Xenograft analysis revealed that PBRM1 suppression significantly enhanced tumor growth by kidney cancer cells.
Investigating the bromodomains’ functions of PBRM1.
The bromodomains (BD domains) recognize acetylated lysine residues. We found that the BD domains of PBRM1 are required for the recognitions of acetylated K14 on histone H3 and acetylated and activated p53. We are investigating how PBRM1 mediates the signaling of H3K14Ac and activated p53 through its BD domains.
Elucidating how PBRM1 interact with VHL and which of its biological functions are disrupted by tumor-derived mutations.
We found that when VHL is mutated, the activated HIF, and JARID1C to a lesser extent, significantly impacted on PBRM1’s binding to the genome and changed its ability to influence transcription. We also found that most tumor-derived mutations disrupted PBRM1’s association with the rest of SWI/SNF complex. We seek to understand the tumor suppression mechanisms of PBRM1 and design novel therapies based on such knowledge.
Understanding the kinome changes after loss of SETD2 or BAP1.

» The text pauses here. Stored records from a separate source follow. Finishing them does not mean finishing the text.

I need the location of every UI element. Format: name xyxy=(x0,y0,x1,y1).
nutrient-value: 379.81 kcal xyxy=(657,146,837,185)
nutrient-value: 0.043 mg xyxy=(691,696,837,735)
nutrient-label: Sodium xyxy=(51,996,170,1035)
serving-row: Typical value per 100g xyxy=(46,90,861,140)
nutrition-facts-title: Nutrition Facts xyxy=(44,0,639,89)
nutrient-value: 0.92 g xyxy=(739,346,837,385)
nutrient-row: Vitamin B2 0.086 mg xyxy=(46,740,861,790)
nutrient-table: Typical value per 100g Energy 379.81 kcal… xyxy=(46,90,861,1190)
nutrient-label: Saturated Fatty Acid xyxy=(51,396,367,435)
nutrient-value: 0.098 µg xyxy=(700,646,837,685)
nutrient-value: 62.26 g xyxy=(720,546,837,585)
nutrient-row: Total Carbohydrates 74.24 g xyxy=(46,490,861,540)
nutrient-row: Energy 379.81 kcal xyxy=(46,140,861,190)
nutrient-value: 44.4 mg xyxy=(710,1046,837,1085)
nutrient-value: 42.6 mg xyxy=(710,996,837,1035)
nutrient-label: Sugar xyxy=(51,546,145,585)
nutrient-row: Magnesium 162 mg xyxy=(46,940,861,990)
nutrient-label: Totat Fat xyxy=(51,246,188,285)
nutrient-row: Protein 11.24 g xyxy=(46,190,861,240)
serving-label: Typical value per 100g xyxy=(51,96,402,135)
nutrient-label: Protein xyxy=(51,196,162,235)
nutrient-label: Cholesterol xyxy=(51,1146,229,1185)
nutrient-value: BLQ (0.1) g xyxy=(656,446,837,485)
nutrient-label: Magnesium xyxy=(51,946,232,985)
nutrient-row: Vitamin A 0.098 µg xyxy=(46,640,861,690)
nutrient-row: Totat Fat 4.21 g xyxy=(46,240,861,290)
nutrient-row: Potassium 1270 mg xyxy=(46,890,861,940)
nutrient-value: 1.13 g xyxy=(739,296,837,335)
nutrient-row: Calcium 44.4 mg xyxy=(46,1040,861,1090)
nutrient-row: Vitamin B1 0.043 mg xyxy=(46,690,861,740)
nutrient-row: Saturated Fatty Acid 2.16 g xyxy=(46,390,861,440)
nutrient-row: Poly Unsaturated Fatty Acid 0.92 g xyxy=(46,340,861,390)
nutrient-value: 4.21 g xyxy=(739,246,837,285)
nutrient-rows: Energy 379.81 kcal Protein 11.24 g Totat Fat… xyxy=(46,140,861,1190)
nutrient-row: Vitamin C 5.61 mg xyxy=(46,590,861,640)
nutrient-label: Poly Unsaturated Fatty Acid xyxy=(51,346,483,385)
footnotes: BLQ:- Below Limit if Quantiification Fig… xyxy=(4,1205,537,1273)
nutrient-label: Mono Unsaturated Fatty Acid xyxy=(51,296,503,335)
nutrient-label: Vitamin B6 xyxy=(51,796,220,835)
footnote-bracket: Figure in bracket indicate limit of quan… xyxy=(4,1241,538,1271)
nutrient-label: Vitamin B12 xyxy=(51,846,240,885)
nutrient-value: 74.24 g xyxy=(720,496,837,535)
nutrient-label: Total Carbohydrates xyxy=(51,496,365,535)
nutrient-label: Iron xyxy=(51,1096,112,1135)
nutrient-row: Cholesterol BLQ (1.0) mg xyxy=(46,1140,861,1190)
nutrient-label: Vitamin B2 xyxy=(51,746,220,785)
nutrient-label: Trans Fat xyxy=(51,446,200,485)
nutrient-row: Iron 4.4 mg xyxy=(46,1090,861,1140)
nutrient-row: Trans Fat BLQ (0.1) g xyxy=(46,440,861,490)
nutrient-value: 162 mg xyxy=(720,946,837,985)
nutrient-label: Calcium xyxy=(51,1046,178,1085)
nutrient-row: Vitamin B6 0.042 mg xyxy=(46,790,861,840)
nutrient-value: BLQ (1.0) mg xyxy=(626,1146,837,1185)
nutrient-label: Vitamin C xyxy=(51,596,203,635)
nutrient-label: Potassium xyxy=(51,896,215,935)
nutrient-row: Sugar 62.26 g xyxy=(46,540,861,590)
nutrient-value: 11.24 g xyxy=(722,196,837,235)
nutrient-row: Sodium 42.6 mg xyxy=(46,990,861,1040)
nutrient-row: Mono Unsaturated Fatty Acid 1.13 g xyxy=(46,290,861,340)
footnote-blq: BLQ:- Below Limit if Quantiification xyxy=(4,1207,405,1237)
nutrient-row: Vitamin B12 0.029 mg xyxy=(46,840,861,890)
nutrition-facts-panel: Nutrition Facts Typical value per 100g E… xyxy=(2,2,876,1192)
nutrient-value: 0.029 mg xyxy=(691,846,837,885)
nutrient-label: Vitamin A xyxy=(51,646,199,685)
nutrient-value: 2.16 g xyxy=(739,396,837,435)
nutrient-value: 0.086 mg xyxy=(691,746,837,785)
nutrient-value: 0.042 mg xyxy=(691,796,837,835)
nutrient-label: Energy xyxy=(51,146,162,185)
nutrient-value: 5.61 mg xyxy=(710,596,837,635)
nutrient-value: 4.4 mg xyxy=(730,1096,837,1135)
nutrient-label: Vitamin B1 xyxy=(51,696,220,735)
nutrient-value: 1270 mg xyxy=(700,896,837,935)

The mutations in SETD2 and BAP1 are linked with much worse prognosis for kidney cancer patients. To find the activated kinase after SETD2 or BAP1 inactivation, SILAC labeling and Mass-spec was performed to profile kinome changes. Novel changes were found which might explain the importance of SETD2 and BAP1, and might also provide unique opportunity to treat tumors harboring these mutations.